Hi there ● Gentaro Terada (@hibariya) ● Works at ESM, Inc. ● A college student (engineering) ● Likes Ruby, Internet, and Programming ● https://hibariya.org
Motivations / Why Kubernetes Moving from a PaaS built on AWS EC2... ● to terminate an environment which is reaching its EOL ● to scale quickly ● to take advantage of containers' mobility ● to save running costs ● to make staging env more similar to production one ● to make development env more similar to production one
The things we have done this time ☑ Terminate an environment which is reaching its EOL ☑ Scale quickly ☑ Take advantage of containers’ mobility ☑ Save running costs ☑ Make staging env more similar to production one ☐ Make development env more similar to production one (WIP)
HPA + Cluster Autoscaler Let’s say we got a sudden traffic increase... 1. When the CPU usage of a services becomes higher 2. Then HPA increases the number of pods 3. If the CPU usage does not settle down, HPA keeps increasing the number of pods and eventually runs out of the CPU/Memory resources 4. Then the cluster increases the number of nodes
HPA + Cluster Autoscaler All you have to do is code it in a concise manner. The cluster will add/remove nodes to satisfy the pod resource requests automatically. HPA: Horizontal Pod Autoscaler (K8s) Settings for cluster autoscaling (Terraform) https://kubernetes.io/docs/tasks/run-application/horizontal-pod-autoscale/ https://cloud.google.com/kubernetes-engine/docs/concepts/cluster-autoscaler
Take advantage of containers’ mobility For example: when you are going to upgrade Ruby, then... ● you do not have to update Chef cookbooks ● you do not always have to stop the whole service ● you can run tests on a container which is very similar to the production (or uses the same base image)
Stopped using Heroku as a "staging" ● It was far from similar to our production env ○ Running on totally different infrastructure ○ Using different gems ● This time, a very similar and much cheaper environment could be prepared with preemptible machines ○ Of course, it is not free, has a trade-off The app uses different gems on Heroku
Options ● Use NGINX Ingress ● Use API gateway such as Ambassador ○ did not try this time ● Proxy traffics between GLBC and Rails by NGINX ○ not sure if it is correct ○ did not try this time
Using NGINX Ingress on GKE: Pros ● You can use NGINX to control the behavior ● Applying configuration seems faster ● The development environment will be more similar to the production
Using NGINX Ingress on GKE: Cons ● Cannot use Cloud CDN ○ Cloud CDN requires L7 LB ○ NGINX Ingress uses L4 LB ○ -> We made Cloudfront handle traffics for /assets/* this time ● Cannot use Google-managed DV certificate renewal ○ The same reason as above ○ -> We arranged our own Cert-Manager instead
OOMKilled with 9 (SIGKILL) If a container exceeds its memory limit, it will be killed with SIGKILL immediately.

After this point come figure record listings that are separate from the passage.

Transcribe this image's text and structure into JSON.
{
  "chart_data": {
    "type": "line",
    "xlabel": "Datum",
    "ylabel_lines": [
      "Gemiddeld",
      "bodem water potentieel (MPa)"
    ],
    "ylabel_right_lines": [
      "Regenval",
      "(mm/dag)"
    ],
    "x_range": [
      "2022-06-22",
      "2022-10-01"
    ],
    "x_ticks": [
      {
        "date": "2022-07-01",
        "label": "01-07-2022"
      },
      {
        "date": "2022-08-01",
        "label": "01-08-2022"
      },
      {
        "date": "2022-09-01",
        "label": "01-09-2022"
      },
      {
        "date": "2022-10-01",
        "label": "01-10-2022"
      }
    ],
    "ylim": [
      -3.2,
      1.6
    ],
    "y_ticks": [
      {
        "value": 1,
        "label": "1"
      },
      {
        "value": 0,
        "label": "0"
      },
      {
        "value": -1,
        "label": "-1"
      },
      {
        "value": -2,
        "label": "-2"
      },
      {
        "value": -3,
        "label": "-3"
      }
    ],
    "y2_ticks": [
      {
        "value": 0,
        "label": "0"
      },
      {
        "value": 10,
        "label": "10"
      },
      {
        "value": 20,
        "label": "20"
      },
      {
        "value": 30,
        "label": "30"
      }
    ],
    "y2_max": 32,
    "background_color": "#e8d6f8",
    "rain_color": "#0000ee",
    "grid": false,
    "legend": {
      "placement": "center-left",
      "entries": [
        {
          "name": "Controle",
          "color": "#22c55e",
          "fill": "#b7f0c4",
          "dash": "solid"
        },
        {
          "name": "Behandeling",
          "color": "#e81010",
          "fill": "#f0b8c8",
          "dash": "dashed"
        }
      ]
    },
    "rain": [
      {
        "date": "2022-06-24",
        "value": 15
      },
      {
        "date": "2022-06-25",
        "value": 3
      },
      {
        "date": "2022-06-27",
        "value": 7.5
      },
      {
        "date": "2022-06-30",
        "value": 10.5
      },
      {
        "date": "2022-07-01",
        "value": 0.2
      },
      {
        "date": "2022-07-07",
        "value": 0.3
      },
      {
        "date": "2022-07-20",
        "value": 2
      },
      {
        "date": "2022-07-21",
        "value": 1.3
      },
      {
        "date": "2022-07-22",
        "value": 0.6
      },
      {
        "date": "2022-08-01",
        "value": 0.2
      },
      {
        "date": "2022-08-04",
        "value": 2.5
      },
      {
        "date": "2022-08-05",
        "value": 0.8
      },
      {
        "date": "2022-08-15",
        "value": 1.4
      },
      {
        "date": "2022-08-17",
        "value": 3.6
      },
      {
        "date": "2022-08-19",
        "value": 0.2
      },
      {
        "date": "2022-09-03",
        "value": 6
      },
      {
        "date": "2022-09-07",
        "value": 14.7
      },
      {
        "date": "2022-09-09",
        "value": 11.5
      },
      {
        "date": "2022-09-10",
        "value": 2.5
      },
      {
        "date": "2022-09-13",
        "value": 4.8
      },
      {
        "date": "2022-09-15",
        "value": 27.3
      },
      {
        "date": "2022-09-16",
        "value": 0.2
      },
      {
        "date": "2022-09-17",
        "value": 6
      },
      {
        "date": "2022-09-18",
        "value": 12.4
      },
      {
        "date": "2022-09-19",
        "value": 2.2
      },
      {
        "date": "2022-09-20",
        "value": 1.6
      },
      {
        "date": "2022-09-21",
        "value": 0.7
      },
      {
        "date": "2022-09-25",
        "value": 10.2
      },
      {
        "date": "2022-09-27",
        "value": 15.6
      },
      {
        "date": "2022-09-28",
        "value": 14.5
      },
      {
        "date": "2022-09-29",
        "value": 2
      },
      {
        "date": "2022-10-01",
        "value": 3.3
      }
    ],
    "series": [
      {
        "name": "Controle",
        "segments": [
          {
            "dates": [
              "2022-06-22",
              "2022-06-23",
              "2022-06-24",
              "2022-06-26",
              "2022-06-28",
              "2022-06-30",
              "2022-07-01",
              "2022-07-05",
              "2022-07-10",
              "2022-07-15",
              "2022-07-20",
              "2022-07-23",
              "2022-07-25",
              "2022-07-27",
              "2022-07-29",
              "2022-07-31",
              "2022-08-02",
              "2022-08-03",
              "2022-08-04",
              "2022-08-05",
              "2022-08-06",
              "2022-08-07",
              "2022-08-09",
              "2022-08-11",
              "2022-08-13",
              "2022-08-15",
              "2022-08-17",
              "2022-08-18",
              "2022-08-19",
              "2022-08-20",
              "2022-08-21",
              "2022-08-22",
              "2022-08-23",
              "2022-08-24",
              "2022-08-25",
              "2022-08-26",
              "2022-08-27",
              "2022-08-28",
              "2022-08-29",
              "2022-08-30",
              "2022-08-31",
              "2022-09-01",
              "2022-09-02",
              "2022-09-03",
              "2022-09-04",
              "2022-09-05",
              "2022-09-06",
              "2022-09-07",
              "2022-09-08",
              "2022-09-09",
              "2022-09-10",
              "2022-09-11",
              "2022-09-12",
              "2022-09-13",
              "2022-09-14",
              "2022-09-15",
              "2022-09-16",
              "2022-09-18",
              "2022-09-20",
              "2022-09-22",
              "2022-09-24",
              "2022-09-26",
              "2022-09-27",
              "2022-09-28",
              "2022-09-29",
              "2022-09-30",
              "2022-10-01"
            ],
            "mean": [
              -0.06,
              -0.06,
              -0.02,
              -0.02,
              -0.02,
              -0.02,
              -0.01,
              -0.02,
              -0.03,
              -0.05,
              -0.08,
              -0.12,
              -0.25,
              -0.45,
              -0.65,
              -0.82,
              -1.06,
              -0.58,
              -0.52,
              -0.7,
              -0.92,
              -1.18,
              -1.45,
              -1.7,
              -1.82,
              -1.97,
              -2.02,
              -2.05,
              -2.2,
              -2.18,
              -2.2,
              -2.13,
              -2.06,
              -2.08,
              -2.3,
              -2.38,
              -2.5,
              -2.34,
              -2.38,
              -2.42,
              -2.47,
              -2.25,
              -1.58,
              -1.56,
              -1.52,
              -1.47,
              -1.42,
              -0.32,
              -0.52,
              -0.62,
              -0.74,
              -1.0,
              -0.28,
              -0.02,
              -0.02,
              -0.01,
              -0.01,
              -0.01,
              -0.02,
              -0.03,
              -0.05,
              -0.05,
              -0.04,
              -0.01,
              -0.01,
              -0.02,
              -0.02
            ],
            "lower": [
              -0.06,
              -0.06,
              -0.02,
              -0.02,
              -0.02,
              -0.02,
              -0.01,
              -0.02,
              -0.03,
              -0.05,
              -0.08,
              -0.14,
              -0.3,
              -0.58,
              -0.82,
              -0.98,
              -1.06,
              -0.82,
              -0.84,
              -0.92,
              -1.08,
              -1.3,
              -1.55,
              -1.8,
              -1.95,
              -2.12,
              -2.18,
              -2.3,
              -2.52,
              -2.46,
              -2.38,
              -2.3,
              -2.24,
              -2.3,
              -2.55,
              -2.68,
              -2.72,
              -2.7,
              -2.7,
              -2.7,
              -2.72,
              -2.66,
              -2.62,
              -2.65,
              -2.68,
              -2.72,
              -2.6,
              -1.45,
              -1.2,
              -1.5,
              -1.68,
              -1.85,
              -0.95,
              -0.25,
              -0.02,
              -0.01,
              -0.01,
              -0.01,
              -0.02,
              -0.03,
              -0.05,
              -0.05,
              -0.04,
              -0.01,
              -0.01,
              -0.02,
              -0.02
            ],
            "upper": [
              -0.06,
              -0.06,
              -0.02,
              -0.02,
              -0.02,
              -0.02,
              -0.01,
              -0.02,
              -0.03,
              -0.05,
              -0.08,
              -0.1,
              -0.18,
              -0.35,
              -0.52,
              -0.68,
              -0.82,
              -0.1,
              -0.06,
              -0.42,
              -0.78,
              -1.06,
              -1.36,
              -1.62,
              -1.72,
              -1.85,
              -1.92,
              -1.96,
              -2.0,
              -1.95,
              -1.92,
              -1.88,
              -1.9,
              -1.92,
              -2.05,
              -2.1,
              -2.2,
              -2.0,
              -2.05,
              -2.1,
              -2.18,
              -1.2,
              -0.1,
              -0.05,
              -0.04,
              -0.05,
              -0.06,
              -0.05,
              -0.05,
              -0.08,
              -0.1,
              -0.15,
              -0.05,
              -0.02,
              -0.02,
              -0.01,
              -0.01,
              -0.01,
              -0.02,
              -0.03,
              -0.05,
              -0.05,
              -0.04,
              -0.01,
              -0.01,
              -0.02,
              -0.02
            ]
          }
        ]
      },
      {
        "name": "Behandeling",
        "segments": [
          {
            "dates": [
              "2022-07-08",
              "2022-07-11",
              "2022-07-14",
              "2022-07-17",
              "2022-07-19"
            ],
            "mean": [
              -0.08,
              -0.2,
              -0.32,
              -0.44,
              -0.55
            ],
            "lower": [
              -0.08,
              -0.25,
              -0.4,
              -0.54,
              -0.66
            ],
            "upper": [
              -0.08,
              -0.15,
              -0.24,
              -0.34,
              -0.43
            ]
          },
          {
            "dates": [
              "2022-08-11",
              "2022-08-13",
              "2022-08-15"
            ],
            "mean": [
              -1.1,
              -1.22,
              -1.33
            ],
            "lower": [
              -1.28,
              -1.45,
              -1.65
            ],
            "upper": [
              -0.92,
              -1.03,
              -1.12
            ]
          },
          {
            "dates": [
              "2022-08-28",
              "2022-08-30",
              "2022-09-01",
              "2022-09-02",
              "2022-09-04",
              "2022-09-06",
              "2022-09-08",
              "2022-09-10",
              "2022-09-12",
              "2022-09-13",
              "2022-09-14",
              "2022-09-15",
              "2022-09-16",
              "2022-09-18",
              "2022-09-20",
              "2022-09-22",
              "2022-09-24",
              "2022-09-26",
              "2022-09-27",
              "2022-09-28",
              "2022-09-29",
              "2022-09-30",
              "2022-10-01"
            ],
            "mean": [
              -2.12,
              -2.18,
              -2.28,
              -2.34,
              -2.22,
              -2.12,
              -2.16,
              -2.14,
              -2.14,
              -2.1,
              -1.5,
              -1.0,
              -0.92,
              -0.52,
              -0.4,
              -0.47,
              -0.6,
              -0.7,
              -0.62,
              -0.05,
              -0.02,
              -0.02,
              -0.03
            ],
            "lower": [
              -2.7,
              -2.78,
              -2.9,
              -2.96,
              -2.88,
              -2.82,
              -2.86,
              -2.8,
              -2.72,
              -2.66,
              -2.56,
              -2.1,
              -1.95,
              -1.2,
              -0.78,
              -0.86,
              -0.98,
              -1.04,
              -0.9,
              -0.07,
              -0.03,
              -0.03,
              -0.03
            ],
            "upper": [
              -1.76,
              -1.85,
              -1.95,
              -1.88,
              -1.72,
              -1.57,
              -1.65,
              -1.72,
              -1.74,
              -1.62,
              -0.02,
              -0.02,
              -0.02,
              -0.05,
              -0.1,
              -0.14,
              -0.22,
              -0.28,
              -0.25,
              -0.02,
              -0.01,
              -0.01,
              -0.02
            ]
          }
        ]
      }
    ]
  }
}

HTTP requests might be aborted (broken pipe) due to this behavior. https://github.com/kubernetes/kubernetes/issues/40157
How to terminate a container gradually? Disabled pod OOM Killer and created our own liveness probe in Go that mark a container as “unhealthy” when it exceeds its memory limit. https://github.com/golang-samples/gopher-vector
Motivation ● Single process seems match Docker ● Puma is the default HTTP server from Rails 5.0 ● Hopefully, it reduces request queueing time of our app
A problem: memory usage grew up rapidly And came up to about x1.5-2.0 usage comparing Unicorn. This problem set us off trying the followings: ● Reduce the number of arena by setting MALLOC_ARENA_MAX ○ Worked well for our app ○ Although it is not expensive, it is not free: space-time tradeoff (AFAIK) ● Change the memory allocator such as jemalloc ○ Worked well like a charm; adopted ○ Growing usage seemed relatively slower ○ This time we have chosen jemalloc 3.6 https://www.speedshop.co/2017/12/04/malloc-doubles-ruby-memory.html https://bugs.ruby-lang.org/issues/14718
Conclusion K8s on GKE made infrastructure-management easier and made our application more robust. Although there were several challenges we had to struggle with, well-managed K8s for ordinary Rails apps seems one good choice today.